The Delta Enduring Tarot isn’t just another variation on the Rider-Waite. The illustrations for this Kickstarter-funded deck pay homage to life on Mississippi Delta. Cups and Egan, the illustrator, has also added a few extra cards, such as Termite Swamp and Mardis Gras. In the deck, cups are represented by oysters, pentacles by cast iron skillets, wands by live oaks, and swords by moths. If you want a copy, try contacting them through the site.
The Book of Thoth Deck was created by Aleister Crowley and painted by Lady Frieda Harris between 1938 and 1943, though it wasn’t printed until 1969. If you want to go deep on a deck that’s not Rider-Waite, this is the other major branch. Eight of the Major Arcana have different names and each card in the Minor Arcana has a secondary name. For instance, the 10 of swords is also known as “ruin”. It’s the first one I learned on, and therefore, holds a special place in my heart. Also, it’s just really pretty.
The Wildwood Tarot deck, illustrated by Will Worthington, drawn on pre-Celtic mythology and features pagan gods such as the Green Man, as well as the Archer, Shaman, Stag, and other archetypes. Many have different names than those in either the Rider-Waite or Thoth deck. It’s not necessarily best for beginners, but you should be fine if you use the book. In this tarot deck, bows replace wands, stones replace pentacles, arrows replace swords, and vessels replace cups. It pairs nicely with the Druid Animal Oracle deck.

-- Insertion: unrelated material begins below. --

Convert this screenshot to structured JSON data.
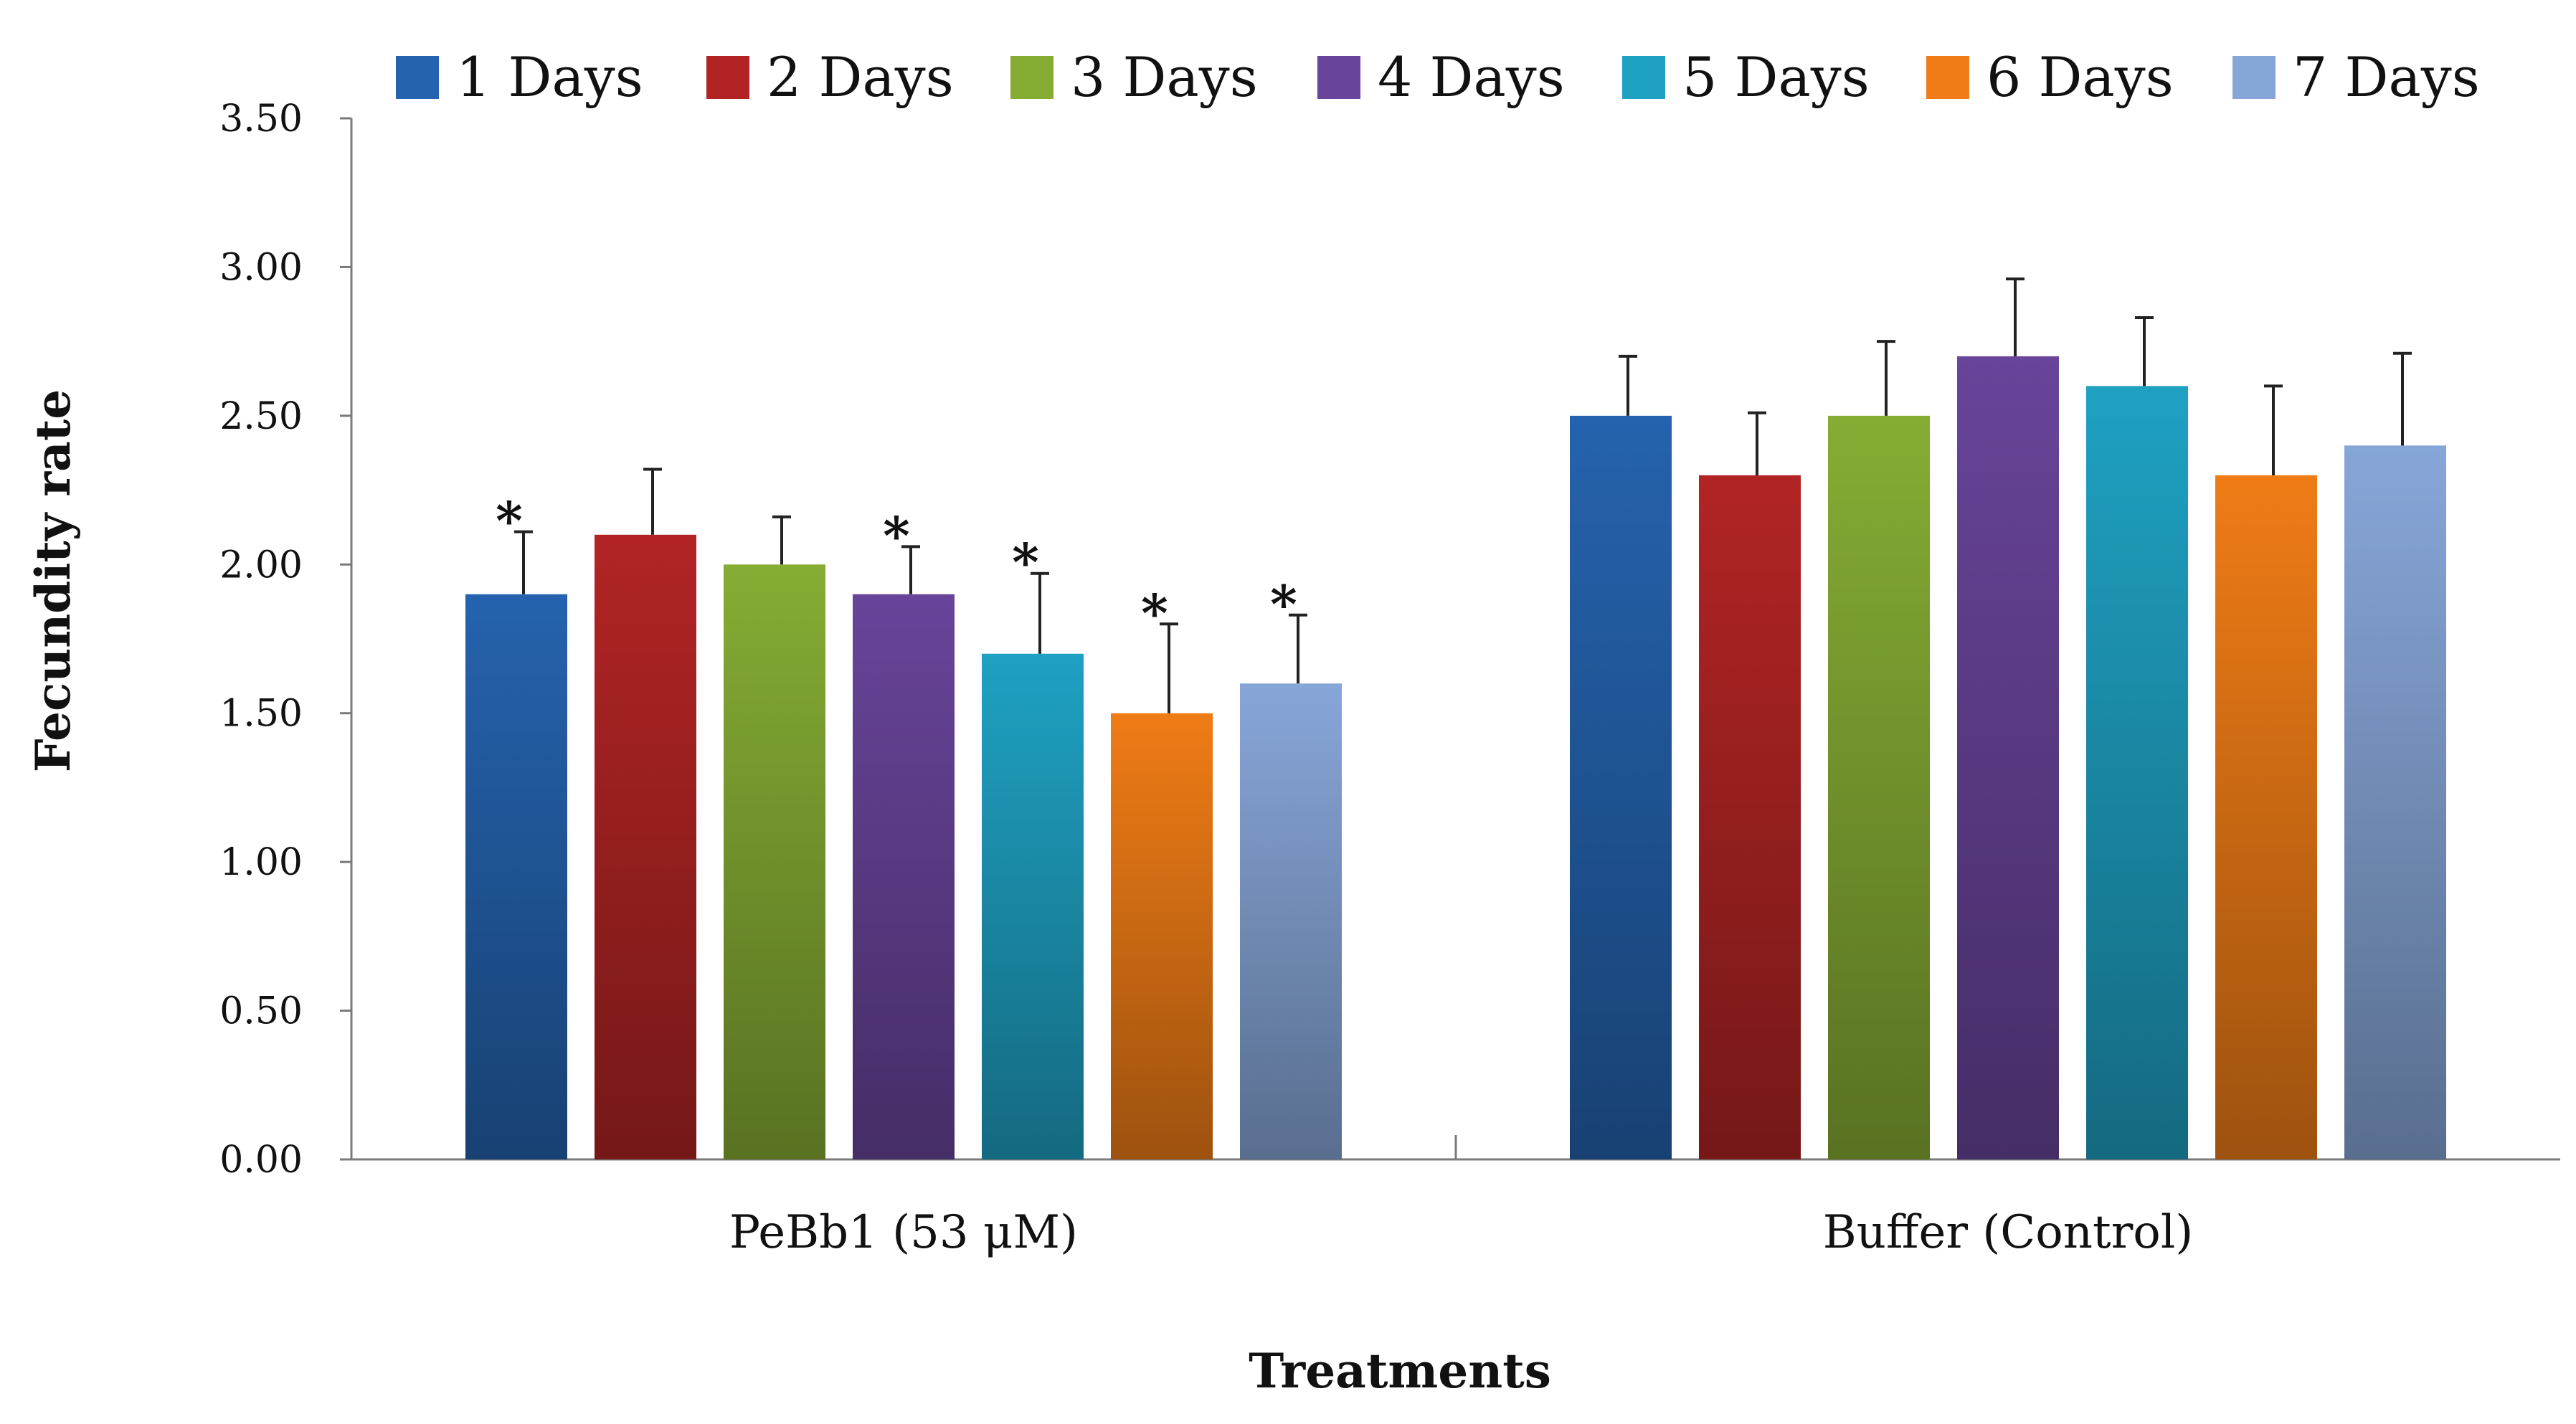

The Wild Unknown tarot is another animal-focused deck. Unlike other color-saturated decks, Kim Krans designed this stark deck in a minimalist style, using pops of color for emphasis. Though some aspect of nature is the focus of each card, it’s not an inviting deck. However, it does have a mystical feel to it which might speak to you.
Each card in the Starchild Akashic deck features psychedelic images in pretty iridescent tones and shades of blue, purple, green, and pink. It’s one of the most eye-catching borderless decks out there. Even if you don’t read with it, it’s a nice one to have out to enjoy gazing at. It’s not necessarily a beginner divination deck as the imagery and names of the cards don’t match the common ones.
The Oddity deck is a little different than all the other decks I’ve included on this list as it’s the only one that’s Major Arcana only. The classic tattoo-inspired deck by Richard Howdy is emblazoned with illustrations reminiscent of flash tattoos and carnivals of yesteryear.
There is something simply haunting about Jeremy Hush’s tarot deck. Most of the Arthur Rackham-like illustrations have a sinister undertone or display creatures in a state of decay. If you read with these, you’ll no doubt find your mind wandering in these enchanted forests. Perhaps not the best one for divining late at night.
How could I leave off a deck that’s named after the spring holiday Ostara? This natured-themed beautiful tarot deck features illustrations from four different artists: Molly Applejohn, Eden Cooke, Krista Gibbard, and Julia Iredale. Each artist brings their own unique style to the cards. Some feel like graceful watercolors and others are simply adorable.